Yes it is negative the one you found, but consider both cases when ##s## is positive and when it is negative; we'll reach the same points.
Yes it is negative the one you found, but consider both cases when ##s## is positive and when it is negative; we'll reach the same points.
FAQ: Proving that this vector eqn is correct...
How do you prove that a vector equation is correct?
To prove that a vector equation is correct, you can use various methods such as substitution, graphical representation, or algebraic manipulation. These methods involve showing that both sides of the equation are equal to each other, thus proving its correctness.
Can a vector equation be incorrect?
Yes, a vector equation can be incorrect if it does not satisfy the properties of vector operations, such as commutativity and associativity. It can also be incorrect if there are errors in the calculations or if the vectors used are not in the correct form.
What are the properties of vector operations?
The properties of vector operations include commutativity, associativity, and distributivity.
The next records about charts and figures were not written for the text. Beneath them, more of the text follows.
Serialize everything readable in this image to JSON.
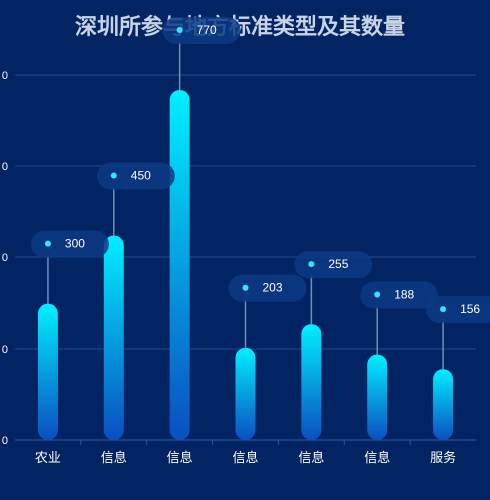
{
  "chart_data": {
    "type": "bar",
    "title": "深圳所参与地方标准类型及其数量",
    "categories": [
      "农业",
      "信息",
      "信息",
      "信息",
      "信息",
      "信息",
      "服务"
    ],
    "values": [
      300,
      450,
      770,
      203,
      255,
      188,
      156
    ],
    "y_tick_labels": [
      "0",
      "0",
      "0",
      "0",
      "0"
    ],
    "ylim": [
      0,
      800
    ],
    "grid": true,
    "legend": "none"
  },
  "colors": {
    "background": "#022462",
    "title": "#c9d3e6",
    "bar_top": "#00f0ff",
    "bar_bottom": "#0a4fc0",
    "label_bg": "#0a3a84",
    "dot": "#33e6ff",
    "grid": "#1f4a8a",
    "axis_text": "#ffffff"
  }
}
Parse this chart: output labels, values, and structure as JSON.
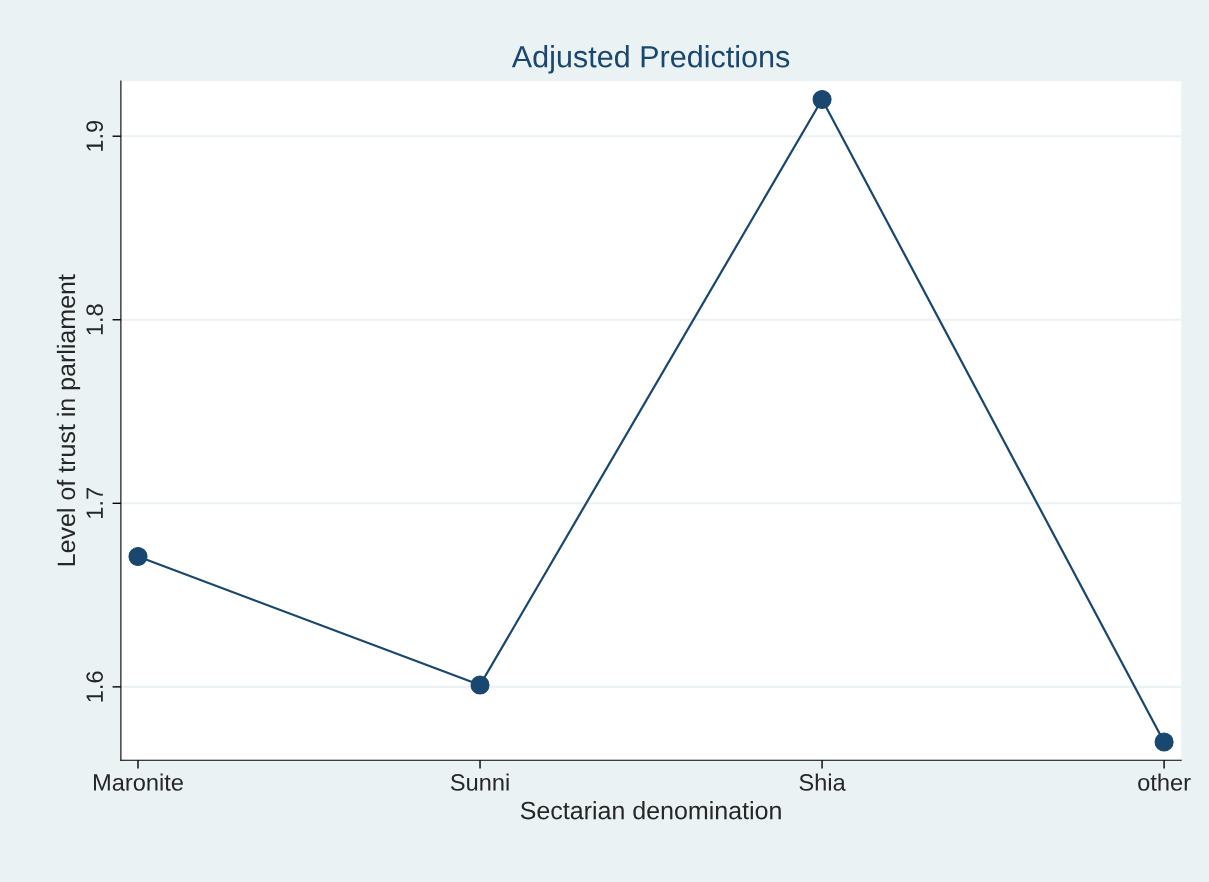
{
  "chart_data": {
    "type": "line",
    "title": "Adjusted Predictions",
    "xlabel": "Sectarian denomination",
    "ylabel": "Level of trust in parliament",
    "categories": [
      "Maronite",
      "Sunni",
      "Shia",
      "other"
    ],
    "series": [
      {
        "color": "#1a476f",
        "values": [
          1.671,
          1.601,
          1.92,
          1.57
        ]
      }
    ],
    "ylim": [
      1.56,
      1.93
    ],
    "yticks": [
      1.6,
      1.7,
      1.8,
      1.9
    ],
    "grid": "y",
    "marker": "circle",
    "line_style": "solid"
  }
}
Commutativity states that the order of vector operations does not affect the result, while associativity states that the grouping of vector operations does not affect the result. Distributivity states that vector operations can be distributed over addition or subtraction.
How do you know if a vector equation is valid?
A vector equation is valid if it follows the properties of vector operations and if it satisfies the given conditions. This means that the equation must be consistent with the rules of vector operations and that the vectors used must be in the correct form.
Can a vector equation have more than one solution?
Yes, a vector equation can have more than one solution. This can happen when there are multiple sets of vectors that satisfy the equation or when the equation represents a line or plane with infinite solutions. In such cases, it is important to specify the conditions or restrictions to find a unique solution.